Who’s to say Apple won’t pull another one like that on me this time? Three weeks down the track out comes the Penryn-based MacBook Pro with a Blu-ray Disc burner or something? No-one. It’s altogether possible someone in Cupertino is brewing exactly that plot amidst the green steam emanating from their black cauldron, but the folks in Sydney are none the wiser. Apple has become extremely good at keeping secrets, especially from itself.
The thing is, if I wait for the MacBook Pro that will never be superseded by something better, I’ll never ever buy one. Six years is long enough, and Wednesday’s MacBook Pro revision bears so little resemblance to my PowerBook it might as well not have been made by the same company.
Skin deep. Interestingly enough, though, the outside of Wednesday’s MBP is virtually identical to the Aluminium PowerBook G4 I decided not to buy way back when. For a company that thrives on innovation and pioneering design, Apple’s been a tad quiet on changing the appearance of its laptop lines lately. For that matter, the Mac Pro isn’t all that dissimilar to the Power Mac G5 (on the outside at least and the current iMac is not entirely dissimilar to the iMac G5 (which, in turn, looked quite a lot like a design that Steve Jobs showed off at the launch of the iMac G4 but said it was rejected because vertically-mounted optical drives are too slow). And the Mac mini hasn’t changed a jot since it had a G4 processor in it.
If anyone is still looking for signs of where Apple’s focus is moving, the design of its computers is a stark indication. Jonathan Ive, the design wunderkind behind all of the above, is clearly so focussed on iPhone and iPod touch and [I could tell you but I'd have to kill you] that he just doesn’t have the time to spend tweaking computers.

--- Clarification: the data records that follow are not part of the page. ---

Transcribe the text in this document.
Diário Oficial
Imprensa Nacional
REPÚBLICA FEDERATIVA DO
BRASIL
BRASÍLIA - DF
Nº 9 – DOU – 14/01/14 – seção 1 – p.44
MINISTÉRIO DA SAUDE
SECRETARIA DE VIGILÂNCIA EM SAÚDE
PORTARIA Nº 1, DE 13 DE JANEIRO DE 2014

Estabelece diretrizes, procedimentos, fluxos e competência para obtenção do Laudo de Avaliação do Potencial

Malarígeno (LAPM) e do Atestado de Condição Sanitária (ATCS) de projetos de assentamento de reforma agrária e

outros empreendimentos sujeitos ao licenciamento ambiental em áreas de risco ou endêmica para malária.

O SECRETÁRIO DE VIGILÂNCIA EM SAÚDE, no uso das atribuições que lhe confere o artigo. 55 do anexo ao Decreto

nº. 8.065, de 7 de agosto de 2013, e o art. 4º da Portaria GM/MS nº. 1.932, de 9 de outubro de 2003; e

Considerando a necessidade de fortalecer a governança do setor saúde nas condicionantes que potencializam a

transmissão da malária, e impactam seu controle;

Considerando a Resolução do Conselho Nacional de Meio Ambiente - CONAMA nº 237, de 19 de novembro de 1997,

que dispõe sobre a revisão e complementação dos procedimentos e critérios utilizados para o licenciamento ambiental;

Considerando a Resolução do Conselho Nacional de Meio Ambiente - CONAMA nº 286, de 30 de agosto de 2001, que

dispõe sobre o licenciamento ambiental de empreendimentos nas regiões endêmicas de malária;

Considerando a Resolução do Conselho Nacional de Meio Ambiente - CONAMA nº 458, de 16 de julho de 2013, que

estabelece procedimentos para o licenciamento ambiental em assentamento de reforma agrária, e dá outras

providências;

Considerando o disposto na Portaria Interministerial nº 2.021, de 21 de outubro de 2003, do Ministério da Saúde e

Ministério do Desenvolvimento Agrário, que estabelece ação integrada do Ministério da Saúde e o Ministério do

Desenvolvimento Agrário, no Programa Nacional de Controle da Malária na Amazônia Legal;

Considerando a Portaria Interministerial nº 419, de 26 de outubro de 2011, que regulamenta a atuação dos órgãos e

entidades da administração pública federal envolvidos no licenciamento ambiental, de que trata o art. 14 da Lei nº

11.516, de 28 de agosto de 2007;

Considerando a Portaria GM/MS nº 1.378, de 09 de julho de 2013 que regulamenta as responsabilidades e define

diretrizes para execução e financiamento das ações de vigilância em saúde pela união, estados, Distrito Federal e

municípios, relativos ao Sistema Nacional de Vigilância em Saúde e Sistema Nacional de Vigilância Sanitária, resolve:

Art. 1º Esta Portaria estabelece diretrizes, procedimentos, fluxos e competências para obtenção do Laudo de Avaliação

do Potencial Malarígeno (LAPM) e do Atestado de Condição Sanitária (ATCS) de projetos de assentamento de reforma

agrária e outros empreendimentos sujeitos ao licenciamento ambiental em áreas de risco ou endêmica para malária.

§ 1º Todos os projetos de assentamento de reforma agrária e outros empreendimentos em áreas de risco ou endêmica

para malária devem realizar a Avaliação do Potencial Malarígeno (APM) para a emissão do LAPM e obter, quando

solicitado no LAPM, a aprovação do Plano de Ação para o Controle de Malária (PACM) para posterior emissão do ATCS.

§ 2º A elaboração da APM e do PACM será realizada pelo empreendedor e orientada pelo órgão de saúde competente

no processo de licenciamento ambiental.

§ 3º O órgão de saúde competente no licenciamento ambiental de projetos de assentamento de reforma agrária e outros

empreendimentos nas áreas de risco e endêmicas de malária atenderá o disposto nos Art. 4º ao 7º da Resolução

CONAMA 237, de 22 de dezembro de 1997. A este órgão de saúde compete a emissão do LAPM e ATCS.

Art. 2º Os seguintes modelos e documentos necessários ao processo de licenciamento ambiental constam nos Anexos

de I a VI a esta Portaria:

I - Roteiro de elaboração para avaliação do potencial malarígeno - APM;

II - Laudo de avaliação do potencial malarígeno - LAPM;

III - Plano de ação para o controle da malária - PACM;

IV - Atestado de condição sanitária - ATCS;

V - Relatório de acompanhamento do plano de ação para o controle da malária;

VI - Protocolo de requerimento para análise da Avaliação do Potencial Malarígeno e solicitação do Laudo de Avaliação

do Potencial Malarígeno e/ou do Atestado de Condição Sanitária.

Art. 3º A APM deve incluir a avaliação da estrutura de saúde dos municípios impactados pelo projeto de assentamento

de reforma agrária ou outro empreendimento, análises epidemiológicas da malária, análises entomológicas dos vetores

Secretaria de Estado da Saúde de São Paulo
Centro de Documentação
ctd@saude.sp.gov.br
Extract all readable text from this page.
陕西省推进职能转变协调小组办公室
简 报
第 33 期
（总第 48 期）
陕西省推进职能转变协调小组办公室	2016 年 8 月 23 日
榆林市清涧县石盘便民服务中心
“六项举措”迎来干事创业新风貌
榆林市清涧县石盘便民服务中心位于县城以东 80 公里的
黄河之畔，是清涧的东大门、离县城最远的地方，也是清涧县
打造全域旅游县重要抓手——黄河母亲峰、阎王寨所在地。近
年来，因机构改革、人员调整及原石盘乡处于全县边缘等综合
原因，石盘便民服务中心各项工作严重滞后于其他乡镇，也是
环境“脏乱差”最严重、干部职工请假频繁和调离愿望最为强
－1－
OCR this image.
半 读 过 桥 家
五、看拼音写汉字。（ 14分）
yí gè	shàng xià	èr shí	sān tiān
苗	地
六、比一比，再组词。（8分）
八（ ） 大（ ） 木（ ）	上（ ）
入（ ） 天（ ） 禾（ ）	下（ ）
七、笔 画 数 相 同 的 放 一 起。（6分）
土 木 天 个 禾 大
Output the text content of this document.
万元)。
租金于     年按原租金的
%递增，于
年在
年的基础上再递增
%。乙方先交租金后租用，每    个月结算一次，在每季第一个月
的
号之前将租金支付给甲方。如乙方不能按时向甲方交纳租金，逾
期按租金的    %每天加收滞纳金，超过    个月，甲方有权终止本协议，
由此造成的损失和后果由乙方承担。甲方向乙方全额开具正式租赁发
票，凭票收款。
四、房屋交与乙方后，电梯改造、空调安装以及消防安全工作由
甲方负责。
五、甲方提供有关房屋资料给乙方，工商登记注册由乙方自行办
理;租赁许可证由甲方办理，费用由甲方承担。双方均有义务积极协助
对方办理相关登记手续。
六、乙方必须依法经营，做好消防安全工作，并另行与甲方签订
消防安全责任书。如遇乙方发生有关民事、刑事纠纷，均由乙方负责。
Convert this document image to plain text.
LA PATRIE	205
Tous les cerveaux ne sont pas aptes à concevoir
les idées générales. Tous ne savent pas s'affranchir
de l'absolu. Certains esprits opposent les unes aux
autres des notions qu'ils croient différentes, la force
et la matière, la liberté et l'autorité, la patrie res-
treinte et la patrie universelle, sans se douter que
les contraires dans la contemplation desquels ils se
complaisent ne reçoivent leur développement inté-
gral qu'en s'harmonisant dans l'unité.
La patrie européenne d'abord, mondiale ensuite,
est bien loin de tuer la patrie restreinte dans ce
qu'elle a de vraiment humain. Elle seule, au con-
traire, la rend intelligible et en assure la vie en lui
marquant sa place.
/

So I’m going to make a bold prediction: the Montevina-based MacBook Pro that comes out in September or so will look almost the same as the current model. There will be no revised form factor, no wedge-shaped casing like the MacBook Air. Ive is too busy with other stuff.
There. Now Apple will be sure to do something radical with the case design, just to prove me wrong. Don’t say I never do anything for you.
Bento winner, week 5. The last of our winners in the Bento by FileMaker "Reader Helper of the Week" award is "bitingmidge" — which doesn’t sound like a very helpful sort of name, but bitingmidge has been a frequent and helpful visitor to the Help and Tips forum almost since we started. Congratulations, your prize will be with you shortly.